Vision Model Fine-Tuning

Fine-tune vision-language models like Gemma 4, Qwen3.5 on Apple Silicon. Real LoRA on both vision encoder and language model.

Quick Start

VLM fine-tuning in 25 lines

A complete Qwen3.5 Vision fine-tuning pipeline.

from mlx_tune import FastVisionModel, VLMSFTTrainer, VLMSFTConfig, UnslothVisionDataCollator
from datasets import load_dataset

# Load a vision-language model
model, processor = FastVisionModel.from_pretrained(
    "mlx-community/Qwen3.5-0.8B-bf16",
    max_seq_length=1024,
)

# Add LoRA to both vision encoder and language model
model = FastVisionModel.get_peft_model(
    model,
    finetune_vision_layers=True,
    finetune_language_layers=True,
    r=16, lora_alpha=16,
)

# Load your dataset
dataset = load_dataset("your-dataset", split="train[:100]")

# Train
FastVisionModel.for_training(model)
collator = UnslothVisionDataCollator(model, processor)
trainer = VLMSFTTrainer(
    model=model, tokenizer=processor,
    data_collator=collator, train_dataset=dataset,
    args=VLMSFTConfig(output_dir="./vlm_output", max_steps=30),
)
trainer.train()

# Inference
FastVisionModel.for_inference(model)
response = model.generate("Describe this image.", image="photo.jpg")
print(response)

FastVisionModel

mlx_tune.vlm

FastVisionModel.from_pretrained()

FastVisionModel.from_pretrained(model_name, max_seq_length=None, load_in_4bit=False, ...) → Tuple[VLMModelWrapper, Processor]
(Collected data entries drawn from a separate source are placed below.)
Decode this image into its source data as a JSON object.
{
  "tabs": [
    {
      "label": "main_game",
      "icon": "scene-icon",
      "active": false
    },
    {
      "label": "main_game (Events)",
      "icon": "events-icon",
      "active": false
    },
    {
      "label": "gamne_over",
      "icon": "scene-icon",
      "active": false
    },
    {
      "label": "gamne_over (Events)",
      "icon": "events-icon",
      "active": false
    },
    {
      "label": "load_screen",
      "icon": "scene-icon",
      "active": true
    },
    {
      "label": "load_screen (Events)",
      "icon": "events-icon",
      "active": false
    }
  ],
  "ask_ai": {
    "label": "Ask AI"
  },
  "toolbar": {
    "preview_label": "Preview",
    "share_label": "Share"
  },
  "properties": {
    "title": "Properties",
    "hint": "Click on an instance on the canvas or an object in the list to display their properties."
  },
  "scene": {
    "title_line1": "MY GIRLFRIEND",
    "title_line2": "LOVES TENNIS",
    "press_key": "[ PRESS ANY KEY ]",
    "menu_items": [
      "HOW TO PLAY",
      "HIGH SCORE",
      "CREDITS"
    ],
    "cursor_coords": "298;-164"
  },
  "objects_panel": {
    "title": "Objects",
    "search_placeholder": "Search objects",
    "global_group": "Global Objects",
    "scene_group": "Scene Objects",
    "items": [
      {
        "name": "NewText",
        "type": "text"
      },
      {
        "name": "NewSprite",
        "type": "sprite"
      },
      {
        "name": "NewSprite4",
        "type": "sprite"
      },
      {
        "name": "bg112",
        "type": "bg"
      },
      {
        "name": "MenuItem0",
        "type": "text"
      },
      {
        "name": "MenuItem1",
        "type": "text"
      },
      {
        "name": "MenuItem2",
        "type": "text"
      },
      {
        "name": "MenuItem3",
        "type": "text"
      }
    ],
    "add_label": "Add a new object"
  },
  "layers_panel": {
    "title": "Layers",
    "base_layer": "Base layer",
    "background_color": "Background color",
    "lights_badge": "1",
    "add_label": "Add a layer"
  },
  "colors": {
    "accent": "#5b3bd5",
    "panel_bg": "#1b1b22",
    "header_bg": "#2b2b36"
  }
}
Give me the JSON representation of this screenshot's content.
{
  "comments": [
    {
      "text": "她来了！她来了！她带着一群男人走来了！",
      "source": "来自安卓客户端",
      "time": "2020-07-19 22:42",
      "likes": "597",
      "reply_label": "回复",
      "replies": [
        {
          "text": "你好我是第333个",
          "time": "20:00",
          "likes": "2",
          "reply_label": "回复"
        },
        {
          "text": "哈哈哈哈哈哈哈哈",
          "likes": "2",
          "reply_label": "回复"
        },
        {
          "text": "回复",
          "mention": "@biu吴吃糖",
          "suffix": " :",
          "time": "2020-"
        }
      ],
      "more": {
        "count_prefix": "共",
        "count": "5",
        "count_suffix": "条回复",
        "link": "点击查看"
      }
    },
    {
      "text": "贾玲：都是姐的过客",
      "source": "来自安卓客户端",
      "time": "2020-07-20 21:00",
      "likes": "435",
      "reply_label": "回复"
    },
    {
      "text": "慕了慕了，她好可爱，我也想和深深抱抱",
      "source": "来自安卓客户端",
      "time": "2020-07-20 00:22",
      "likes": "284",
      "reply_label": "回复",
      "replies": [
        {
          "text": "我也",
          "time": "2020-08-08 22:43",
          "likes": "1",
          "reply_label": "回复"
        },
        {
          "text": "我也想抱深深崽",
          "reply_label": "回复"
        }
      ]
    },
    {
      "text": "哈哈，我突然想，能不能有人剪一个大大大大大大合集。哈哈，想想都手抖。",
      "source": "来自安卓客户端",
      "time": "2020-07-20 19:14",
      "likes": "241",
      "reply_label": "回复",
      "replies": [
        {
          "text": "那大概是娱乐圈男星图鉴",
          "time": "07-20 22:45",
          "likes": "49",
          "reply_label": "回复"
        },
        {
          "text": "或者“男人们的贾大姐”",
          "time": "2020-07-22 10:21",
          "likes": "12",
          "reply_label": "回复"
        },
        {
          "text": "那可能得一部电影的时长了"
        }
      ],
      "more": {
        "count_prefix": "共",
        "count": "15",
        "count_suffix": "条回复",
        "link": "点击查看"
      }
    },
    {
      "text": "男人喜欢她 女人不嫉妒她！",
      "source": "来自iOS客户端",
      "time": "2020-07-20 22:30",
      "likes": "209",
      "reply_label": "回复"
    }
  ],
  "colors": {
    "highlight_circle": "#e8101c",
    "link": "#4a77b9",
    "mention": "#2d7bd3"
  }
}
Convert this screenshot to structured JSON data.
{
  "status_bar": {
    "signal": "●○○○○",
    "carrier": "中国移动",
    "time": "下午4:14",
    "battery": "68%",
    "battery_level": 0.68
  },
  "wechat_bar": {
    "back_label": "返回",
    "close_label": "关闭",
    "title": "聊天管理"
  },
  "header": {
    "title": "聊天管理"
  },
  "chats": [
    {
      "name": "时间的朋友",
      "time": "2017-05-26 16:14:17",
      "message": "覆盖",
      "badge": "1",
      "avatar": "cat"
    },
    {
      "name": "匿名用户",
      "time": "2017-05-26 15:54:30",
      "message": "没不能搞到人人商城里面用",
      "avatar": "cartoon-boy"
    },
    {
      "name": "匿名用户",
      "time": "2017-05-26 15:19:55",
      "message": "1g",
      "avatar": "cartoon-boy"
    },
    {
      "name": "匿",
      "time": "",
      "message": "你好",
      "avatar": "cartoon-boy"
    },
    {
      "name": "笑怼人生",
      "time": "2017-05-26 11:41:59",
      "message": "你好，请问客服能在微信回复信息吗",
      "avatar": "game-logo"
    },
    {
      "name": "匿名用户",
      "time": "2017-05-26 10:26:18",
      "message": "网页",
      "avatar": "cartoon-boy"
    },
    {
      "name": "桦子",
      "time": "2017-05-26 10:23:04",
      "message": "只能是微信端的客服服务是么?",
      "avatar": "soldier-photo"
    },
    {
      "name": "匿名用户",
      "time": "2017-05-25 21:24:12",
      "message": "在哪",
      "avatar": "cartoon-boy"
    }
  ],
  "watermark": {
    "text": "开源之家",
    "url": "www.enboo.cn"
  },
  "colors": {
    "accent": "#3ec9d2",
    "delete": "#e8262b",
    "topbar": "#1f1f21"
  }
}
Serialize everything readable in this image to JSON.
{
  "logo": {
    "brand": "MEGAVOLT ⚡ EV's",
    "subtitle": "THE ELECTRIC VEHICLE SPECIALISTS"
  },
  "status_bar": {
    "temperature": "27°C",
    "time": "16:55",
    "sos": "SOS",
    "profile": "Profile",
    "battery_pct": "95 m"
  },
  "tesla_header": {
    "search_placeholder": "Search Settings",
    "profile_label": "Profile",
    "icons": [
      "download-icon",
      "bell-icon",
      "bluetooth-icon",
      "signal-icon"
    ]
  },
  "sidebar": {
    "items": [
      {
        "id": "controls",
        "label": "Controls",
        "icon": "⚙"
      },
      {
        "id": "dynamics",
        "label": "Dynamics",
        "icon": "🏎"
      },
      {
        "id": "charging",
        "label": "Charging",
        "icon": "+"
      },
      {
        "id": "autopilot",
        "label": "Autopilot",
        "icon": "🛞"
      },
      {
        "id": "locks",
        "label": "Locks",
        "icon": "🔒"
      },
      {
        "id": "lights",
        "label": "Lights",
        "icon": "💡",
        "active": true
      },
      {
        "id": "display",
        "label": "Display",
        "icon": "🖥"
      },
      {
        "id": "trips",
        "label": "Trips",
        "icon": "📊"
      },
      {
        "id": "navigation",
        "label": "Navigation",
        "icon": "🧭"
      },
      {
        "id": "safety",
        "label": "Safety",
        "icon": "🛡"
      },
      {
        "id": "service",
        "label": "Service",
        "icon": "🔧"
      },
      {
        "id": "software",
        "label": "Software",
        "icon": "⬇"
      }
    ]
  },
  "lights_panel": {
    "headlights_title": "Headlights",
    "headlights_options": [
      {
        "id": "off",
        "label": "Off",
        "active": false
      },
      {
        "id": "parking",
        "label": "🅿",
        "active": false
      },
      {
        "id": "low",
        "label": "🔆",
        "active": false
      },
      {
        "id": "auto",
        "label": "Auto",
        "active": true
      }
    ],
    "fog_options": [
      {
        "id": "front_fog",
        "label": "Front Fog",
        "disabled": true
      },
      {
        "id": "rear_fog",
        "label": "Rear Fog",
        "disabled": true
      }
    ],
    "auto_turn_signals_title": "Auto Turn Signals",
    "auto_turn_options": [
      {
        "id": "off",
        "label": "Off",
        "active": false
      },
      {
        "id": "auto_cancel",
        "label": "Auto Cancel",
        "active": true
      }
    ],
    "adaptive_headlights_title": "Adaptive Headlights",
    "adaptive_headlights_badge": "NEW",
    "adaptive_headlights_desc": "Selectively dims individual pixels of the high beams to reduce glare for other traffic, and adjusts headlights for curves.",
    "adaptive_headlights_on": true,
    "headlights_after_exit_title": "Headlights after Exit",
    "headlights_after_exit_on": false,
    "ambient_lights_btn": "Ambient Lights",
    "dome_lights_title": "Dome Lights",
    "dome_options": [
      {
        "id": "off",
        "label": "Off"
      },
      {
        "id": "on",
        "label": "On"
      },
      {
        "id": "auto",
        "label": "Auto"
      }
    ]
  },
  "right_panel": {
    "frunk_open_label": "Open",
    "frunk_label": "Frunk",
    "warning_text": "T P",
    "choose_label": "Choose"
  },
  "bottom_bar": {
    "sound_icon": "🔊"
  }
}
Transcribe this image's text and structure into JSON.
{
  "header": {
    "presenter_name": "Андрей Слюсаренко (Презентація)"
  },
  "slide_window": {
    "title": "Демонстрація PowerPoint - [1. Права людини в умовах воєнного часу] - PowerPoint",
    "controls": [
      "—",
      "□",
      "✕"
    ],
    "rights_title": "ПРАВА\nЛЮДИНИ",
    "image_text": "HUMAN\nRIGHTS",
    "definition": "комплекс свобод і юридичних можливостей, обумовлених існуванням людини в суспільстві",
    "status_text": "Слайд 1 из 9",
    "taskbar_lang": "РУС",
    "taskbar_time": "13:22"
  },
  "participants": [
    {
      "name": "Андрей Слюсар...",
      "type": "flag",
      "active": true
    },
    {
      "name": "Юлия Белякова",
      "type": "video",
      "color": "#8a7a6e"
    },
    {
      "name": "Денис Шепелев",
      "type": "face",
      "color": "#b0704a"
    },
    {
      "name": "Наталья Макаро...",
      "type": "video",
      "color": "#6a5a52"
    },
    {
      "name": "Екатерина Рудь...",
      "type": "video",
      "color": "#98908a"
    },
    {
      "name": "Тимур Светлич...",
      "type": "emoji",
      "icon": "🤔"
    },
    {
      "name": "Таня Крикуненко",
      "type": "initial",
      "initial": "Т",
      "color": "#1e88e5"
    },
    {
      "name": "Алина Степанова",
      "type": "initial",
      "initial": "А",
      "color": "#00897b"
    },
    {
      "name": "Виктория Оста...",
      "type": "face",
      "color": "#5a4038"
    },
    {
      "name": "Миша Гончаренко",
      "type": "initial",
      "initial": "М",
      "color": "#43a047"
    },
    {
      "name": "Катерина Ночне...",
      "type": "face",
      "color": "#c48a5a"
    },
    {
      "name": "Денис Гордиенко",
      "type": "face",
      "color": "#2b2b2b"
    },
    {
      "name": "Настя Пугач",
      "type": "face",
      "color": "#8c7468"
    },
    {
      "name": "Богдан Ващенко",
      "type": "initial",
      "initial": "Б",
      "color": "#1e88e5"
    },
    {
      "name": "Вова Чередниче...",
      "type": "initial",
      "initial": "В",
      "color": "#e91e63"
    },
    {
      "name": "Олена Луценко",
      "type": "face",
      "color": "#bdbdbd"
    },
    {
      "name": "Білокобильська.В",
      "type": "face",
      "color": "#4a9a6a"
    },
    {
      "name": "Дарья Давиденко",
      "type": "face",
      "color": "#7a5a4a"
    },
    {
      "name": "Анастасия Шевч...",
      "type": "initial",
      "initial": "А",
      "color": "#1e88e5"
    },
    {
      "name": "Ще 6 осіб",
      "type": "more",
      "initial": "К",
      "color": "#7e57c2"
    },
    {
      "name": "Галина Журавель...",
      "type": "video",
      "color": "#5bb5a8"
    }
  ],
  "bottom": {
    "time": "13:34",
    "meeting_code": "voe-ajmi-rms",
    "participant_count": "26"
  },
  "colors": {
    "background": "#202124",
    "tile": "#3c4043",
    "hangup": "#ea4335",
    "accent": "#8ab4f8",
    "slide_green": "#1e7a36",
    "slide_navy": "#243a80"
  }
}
Load a vision-language model from HuggingFace. Returns a model wrapper and a processor (not a tokenizer).

Parameter	Type	Description
`model_name`	str	HuggingFace model ID (e.g., `"mlx-community/Qwen3.5-0.8B-bf16"`) or local path
`max_seq_length`	int, optional	Maximum sequence length for training/inference
`load_in_4bit`	bool	Load model with 4-bit quantization

Note

Unlike FastLanguageModel, this returns a processor as the second value (not a tokenizer). The processor handles both text tokenization and image preprocessing.

FastVisionModel.get_peft_model()

FastVisionModel.get_peft_model(model, finetune_vision_layers=True, finetune_language_layers=True, finetune_audio_layers=False, finetune_attention_modules=True, finetune_mlp_modules=True, r=16, lora_alpha=16, ...) → VLMModelWrapper

Add LoRA adapters to vision, audio, and/or language components of the model.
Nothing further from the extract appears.